The old 1.3-litre MPFi petrol engine has been replaced by a used 1.3-litre DDiS diesel engine sourced from his friend’s accidental (and total loss) Maruti Swift. Ranbir confirms that he uses the same gearbox and power is sent to the rear wheels. The 4×4 system works, and you can manually select 4H or 4L and send power to the front wheels too. Further, he even claims to have installed manual differential locks at both the ends. This diesel Gypsy even went to Ladakh and back during the last season!
The 1.3-litre petrol Gypsy produces 80 bhp in fuel injected avatar. Maximum torque stands at just 103 Nm.
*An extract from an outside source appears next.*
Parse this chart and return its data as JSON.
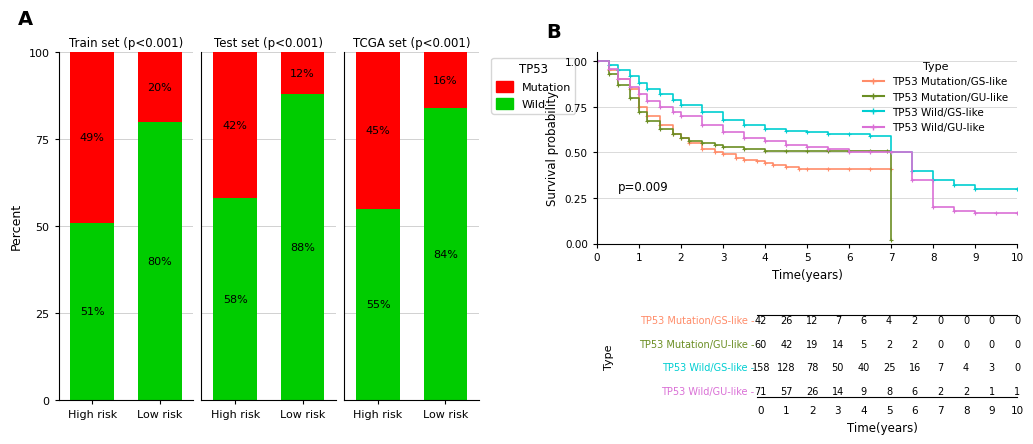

In contrast, the 1.3-litre DDiS makes 74 bhp of power and a healthy 190 Nm of torque. Further, while the petrol Gypsy returns anywhere from 8-10 kmpl on city roads, the diesel version will do double of that.
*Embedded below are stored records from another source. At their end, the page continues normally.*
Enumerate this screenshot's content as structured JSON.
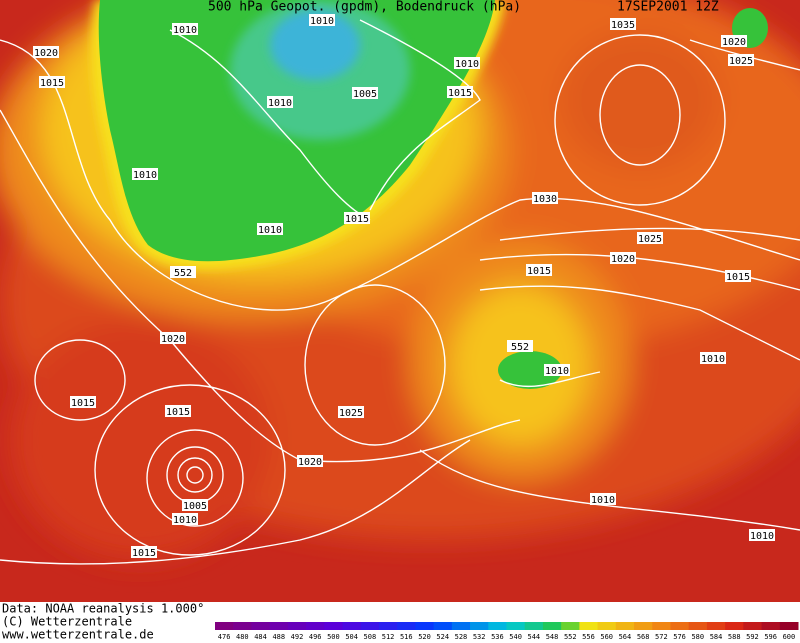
{
  "header": {
    "title": "500 hPa Geopot. (gpdm), Bodendruck (hPa)",
    "date": "17SEP2001 12Z"
  },
  "map": {
    "labels": [
      1010,
      1010,
      1020,
      1015,
      1010,
      1015,
      1005,
      1010,
      1010,
      1010,
      1015,
      552,
      1035,
      1020,
      1025,
      1030,
      1025,
      1020,
      1015,
      1015,
      1020,
      552,
      1010,
      1010,
      1015,
      1015,
      1025,
      1020,
      1005,
      1010,
      1010,
      1010,
      1015
    ]
  },
  "footer": {
    "source": "Data: NOAA reanalysis 1.000°",
    "copyright": "(C) Wetterzentrale",
    "website": "www.wetterzentrale.de"
  },
  "colorbar": {
    "labels": [
      476,
      480,
      484,
      488,
      492,
      496,
      500,
      504,
      508,
      512,
      516,
      520,
      524,
      528,
      532,
      536,
      540,
      544,
      548,
      552,
      556,
      560,
      564,
      568,
      572,
      576,
      580,
      584,
      588,
      592,
      596,
      600
    ]
  }
}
With so much torque available, there will be a lot of stress on the mechanical parts, leading to possible failures on the move. The current gearbox of Gypsy petrol is not suited to handle 190 Nm of torque. Likewise, the transfer case, differentials and axles will be have to beefed up or heavily redesigned to take the extra load. Next, NVH (noise, vibration, harshness) levels will go for a toss. To suitably extract the best performance from the diesel motor, gear ratios of the original Gypsy gearbox will have to be altered by an expert.
The petrol Gypsy has next to no insulation between the cabin and the engine compartment. The engine bay does not have the right rubber mounts for the DDiS motor- these factor will make the cabin noisy on the move with vibrations filtering in via the steering, gear lever and pedals. That said, Ranbir seems to be quite happy with his conversion. He has an air-con installed and with the windows up, sounds levels inside the cabin are decent enough as per him.
Of late, cops in most big cities have started cracking down on after-market modifications done on cars. These include bigger tyres, LED lights, performance exhaust and so on. Hence, such a major alteration to the vehicle with an engine swap will call for trouble. We doubt if the change from petrol to diesel will be endorsed on the registration certificate of the vehicle either. Of course if you live in a smaller town, you might be able to sneak past cops but we don’t recommend such a major change to the vehicle, however tempting it might be. Further, cities like Delhi do not allow operation of diesel cars older than 10 years – re-registration of such vehicle will not be allowed.
As much as we love the idea of a turbo-charged diesel Gyspy 4×4, the high costs involved makes us want to look at pre-owned Mahindra Thars. A less used DDiS engine will not cost less than a lakh, Ranbir was lucky in this particular case. Add in the cost of other parts, fitment and labour and we are looking at a sum of Rs 1.5 lakh, in addition to the donor vehicle. Instead, one can easily pick up a used Mahindra Thar Di 4×4 for Rs 4-5 lakh or a Thar CRDe for about Rs 5-6 lakh – the latter is supremely comfortable vis a vis the Gypsy with factory fitted power steering and air-conditioning.
Here is another example of a petrol Maruti Gypsy 4×4 with a running DDiS diesel engine from the Swift / DZire. However, the owner has gone a step ahead and fitted a power-steering and picked-up the speedometer and tachometer from the Maruti Ritz. Looks cool, eh?
Given the high costs involved and the fact that a diesel Gypsy 4×4 would still be illegal to run on Indian roads, we do not recommend this engine-swap modification. That said, you can get away from the law in smaller towns and as pure passion or a custom project, this modification is quite viable. Take your pick!